# CSGO läuft nicht gut



## Technodex (7. Mai 2015)

*CSGO läuft nicht gut*

Hi Ich habe in csgo zwischen 50-70 FPS meist aber 50 was meiner meinung viel zu wenig FPS für meinen Rechner ist (Graka: GTX 560 Ti CPU: AMD PHENOM 9950 QUAD CORE)
z.B hab ich in CoD Black Ops 2 immer über 90 FPS und das auf high settings 
und in Battlefield 4 hab ich auf Niedriegen Einstellungen 40-60 FPS


----------



## Herbboy (7. Mai 2015)

Auf welchen Einstellungen spielst du denn? Es wäre natürlich möglich, dass - vor allem wenn viele Leute online mitspielen - Deine CPU das ganze ausbremst.


----------



## Technodex (7. Mai 2015)

Alles auf Niedrieg..


----------



## Herbboy (7. Mai 2015)

Hast du denn Infos von Leuten, die wirklich genau die gleiche Hardware haben und bei denen es deutlich besser läuft?
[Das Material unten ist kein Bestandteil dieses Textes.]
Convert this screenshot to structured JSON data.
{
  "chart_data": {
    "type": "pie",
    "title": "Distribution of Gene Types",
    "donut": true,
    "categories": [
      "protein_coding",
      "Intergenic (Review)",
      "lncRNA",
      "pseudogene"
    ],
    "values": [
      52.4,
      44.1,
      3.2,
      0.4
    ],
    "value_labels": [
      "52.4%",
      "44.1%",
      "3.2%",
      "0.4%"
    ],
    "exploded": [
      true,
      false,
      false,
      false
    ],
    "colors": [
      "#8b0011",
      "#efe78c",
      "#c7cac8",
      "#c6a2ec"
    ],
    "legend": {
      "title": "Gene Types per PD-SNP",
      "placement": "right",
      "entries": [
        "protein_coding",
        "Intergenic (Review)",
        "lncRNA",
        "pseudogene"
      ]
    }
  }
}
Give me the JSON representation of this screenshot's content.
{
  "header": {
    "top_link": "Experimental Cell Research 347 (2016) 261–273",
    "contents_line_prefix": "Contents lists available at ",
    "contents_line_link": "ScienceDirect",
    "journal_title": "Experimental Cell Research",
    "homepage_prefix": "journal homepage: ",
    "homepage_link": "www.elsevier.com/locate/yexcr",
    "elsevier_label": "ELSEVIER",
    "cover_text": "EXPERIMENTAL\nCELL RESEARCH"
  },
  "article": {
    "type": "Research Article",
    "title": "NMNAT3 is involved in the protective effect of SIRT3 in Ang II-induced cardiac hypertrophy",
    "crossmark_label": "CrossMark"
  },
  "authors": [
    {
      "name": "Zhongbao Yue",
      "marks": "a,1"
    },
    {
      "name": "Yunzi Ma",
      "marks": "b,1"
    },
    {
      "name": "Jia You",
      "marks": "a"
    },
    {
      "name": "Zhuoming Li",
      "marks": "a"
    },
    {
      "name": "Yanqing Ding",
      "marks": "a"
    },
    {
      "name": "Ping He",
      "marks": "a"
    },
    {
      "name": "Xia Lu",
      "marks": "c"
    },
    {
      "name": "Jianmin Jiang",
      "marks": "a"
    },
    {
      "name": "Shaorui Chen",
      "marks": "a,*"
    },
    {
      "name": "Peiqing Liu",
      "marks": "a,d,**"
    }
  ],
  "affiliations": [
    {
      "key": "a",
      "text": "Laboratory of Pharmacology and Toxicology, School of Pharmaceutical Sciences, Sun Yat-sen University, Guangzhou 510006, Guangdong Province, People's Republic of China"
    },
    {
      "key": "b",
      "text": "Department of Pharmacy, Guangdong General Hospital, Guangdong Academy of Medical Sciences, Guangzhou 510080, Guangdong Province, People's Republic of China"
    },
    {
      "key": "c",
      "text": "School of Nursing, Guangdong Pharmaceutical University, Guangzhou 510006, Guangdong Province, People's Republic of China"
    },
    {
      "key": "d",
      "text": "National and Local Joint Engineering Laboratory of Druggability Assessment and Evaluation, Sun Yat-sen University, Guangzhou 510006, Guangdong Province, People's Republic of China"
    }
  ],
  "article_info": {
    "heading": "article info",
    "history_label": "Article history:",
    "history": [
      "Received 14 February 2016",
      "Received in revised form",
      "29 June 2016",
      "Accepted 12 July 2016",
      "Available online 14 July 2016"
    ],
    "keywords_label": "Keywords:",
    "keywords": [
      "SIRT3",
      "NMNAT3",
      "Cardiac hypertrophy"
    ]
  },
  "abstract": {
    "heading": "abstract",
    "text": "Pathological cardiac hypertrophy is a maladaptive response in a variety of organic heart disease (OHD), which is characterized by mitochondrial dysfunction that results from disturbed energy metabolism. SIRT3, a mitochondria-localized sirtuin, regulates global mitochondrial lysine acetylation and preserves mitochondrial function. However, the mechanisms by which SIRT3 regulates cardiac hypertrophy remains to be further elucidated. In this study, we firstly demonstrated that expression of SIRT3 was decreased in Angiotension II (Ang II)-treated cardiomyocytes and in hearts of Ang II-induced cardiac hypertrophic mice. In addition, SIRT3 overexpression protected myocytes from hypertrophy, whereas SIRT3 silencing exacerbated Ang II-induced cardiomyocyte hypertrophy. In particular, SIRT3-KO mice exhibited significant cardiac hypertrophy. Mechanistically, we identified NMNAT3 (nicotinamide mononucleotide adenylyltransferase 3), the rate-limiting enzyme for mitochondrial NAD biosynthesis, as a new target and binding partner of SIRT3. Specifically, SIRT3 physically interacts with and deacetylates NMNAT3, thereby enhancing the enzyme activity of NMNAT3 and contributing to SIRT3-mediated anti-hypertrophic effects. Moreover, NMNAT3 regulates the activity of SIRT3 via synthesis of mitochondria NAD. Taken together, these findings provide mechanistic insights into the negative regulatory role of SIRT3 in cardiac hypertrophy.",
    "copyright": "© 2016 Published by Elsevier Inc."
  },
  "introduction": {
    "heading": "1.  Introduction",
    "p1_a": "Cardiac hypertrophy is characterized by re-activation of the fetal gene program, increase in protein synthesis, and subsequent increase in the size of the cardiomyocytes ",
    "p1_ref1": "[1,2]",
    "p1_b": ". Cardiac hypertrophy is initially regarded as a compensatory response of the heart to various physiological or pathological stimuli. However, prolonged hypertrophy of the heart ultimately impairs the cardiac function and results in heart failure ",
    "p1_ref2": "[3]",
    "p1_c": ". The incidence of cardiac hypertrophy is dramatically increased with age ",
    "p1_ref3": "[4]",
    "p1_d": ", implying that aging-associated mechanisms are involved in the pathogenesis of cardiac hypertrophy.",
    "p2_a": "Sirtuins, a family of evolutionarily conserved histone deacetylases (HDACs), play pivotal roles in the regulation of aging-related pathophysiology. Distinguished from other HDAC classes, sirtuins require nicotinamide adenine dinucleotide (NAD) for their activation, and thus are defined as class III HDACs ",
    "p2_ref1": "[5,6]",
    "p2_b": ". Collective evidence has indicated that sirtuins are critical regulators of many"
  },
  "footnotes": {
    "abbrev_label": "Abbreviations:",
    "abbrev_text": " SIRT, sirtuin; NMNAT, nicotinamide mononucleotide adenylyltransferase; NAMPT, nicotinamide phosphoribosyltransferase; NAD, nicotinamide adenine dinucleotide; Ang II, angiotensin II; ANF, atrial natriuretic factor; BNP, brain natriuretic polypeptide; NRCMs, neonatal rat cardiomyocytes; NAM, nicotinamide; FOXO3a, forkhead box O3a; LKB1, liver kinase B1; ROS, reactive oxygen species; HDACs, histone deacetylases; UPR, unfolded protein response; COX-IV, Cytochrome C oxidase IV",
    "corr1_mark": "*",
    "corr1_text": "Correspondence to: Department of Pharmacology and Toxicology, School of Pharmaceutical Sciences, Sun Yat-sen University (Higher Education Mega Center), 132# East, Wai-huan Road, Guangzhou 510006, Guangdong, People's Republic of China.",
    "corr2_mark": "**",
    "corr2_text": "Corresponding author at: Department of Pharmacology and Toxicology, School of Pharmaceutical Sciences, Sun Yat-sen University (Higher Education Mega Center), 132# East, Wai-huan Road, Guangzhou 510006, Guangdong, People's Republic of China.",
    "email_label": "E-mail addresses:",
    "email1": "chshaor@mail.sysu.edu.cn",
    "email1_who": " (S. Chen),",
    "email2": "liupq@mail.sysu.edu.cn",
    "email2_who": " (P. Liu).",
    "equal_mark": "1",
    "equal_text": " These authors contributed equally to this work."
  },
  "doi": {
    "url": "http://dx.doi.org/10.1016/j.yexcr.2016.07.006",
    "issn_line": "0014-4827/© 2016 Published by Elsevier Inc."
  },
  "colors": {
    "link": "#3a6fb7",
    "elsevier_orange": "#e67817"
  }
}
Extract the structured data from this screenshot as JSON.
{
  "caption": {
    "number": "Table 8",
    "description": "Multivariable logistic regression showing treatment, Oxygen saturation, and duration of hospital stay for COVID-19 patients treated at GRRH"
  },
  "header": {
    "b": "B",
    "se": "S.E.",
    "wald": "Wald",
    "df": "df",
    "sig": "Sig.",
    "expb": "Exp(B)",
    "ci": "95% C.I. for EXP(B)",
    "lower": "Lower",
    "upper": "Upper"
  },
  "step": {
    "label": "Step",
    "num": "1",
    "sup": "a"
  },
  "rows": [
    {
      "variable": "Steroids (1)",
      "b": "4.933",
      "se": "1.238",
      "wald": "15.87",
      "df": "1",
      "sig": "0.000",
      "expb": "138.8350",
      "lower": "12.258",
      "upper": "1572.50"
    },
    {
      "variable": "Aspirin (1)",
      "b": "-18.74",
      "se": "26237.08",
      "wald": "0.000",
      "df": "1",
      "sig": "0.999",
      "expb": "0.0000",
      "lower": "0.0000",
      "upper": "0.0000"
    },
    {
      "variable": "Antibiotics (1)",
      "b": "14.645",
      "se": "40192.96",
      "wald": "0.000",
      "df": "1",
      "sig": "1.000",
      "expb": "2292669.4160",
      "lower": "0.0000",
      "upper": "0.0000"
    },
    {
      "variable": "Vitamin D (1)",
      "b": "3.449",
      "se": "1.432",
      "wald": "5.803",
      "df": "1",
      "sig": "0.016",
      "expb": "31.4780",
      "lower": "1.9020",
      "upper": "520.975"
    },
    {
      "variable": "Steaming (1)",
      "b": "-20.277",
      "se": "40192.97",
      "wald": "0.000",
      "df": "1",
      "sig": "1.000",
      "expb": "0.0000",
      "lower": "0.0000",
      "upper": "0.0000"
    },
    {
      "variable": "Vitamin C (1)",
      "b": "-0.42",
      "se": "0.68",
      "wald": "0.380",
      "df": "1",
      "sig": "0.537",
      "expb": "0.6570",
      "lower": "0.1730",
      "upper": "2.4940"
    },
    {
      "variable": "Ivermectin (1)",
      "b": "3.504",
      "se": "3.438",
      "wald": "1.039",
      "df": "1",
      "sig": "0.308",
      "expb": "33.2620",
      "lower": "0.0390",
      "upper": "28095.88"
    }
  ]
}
Als Anhaltspunkt: ein alter Intel Q8400 oder Q9400 oder ein AMD X4 955 oder 965 wäre schon 20% schneller als Deine CPU, ebenso ein moderner Pentium G3000er für 60€.


Hier zB ganz oben http://www.computerbase.de/forum/showthread.php?t=812701&page=7  der hat Deine CPU, aber eine schwächere Grafikkarte


Du könntest aber auch mal verschiedene Grafiktreiber testen


----------



## Technodex (8. Mai 2015)

Problem ist gelöst ^^ hab bei den CSGO Start-Optionen -threads 4 eingeben das spiel läuft jetzt auf Niedriegen Einstellungen mit 90-150 FPS


----------



## Technodex (8. Mai 2015)

@Herbboy Ich habe mir jetzt Überlegt einen AMD X4 965 zu holen aber nach ca 15 min googeln finde ich keine Anzeigen wo ich ihn kaufen könnte nur den AMD X4 955 finde ich ^^


----------



## Herbboy (8. Mai 2015)

Was hast du denn für ein Mainboard? Der 955 wäre aber auch kaum schwächer, man muss aber schauen, ob der wirklich aufs Board passt bzw. vom BIOS unterstützt wird. Und was soll die CPU kosten?


----------



## Technodex (8. Mai 2015)

Mainboard: GA-MA790X-DS4 (DDR2)

Die 955 kostet 60 Euro und das wäre angemessen da mein PC ja schon "Altmüll" ist ^^

Edit: Sry 70€ http://www.amazon.de/AMD-Phenom-955...TF8&qid=1431099887&sr=8-1&keywords=AMD+x4+955


----------



## svd (8. Mai 2015)

Wenn er ohnehin gebraucht ist, könntest du den genauso gut von Ebay holen.
Einfach mal bis maximal 50€ inkl. Versand mitbieten und abwarten.

Für die anderen 20€ dann noch einen besseren Kühler als den AMD Standardkühler kaufen.


----------



## Herbboy (8. Mai 2015)

Bei dem Mainboard müsstest du für die CPU in jedem Falle mal das BIOS updaten. An sich ist das für Sockel AM2/AM2+, aber erstaunlicherweise gehen da auch noch AM3-CPUs wie der X4 955 oder 965.

Bei 70€ CPU-Preis wäre es aber recht teuer im Vergleich zur Leistung. Wie viel RAM hast du?


----------



## Technodex (8. Mai 2015)

8gb Ram

@SVD Und wenn ich ebay gucke kommen nur Mainboards mit CPU´s drinne und meistens wird nichtmal beschrieben welche drinne ist...


----------



## Tuetenclown (8. Mai 2015)

*hüstel* guck in meine Sig xD Werde jedenfalls ab ca. Mitte nächster Woche einen frei haben...


----------



## Technodex (9. Mai 2015)

Wenn ich auf den Link klicke kommt Seiten-Ladefehler ^^


----------



## Herbboy (9. Mai 2015)

Rechtsklicken, kopieren und dann oben in den Browser kopieren und die  -Tags entfernen, dann sollte es gehen


----------



## Tuetenclown (10. Mai 2015)

Technodex schrieb:


> Wenn ich auf den Link klicke kommt Seiten-Ladefehler ^^



ist ja ne frechheit o.O werde ich sofort korrigieren!


----------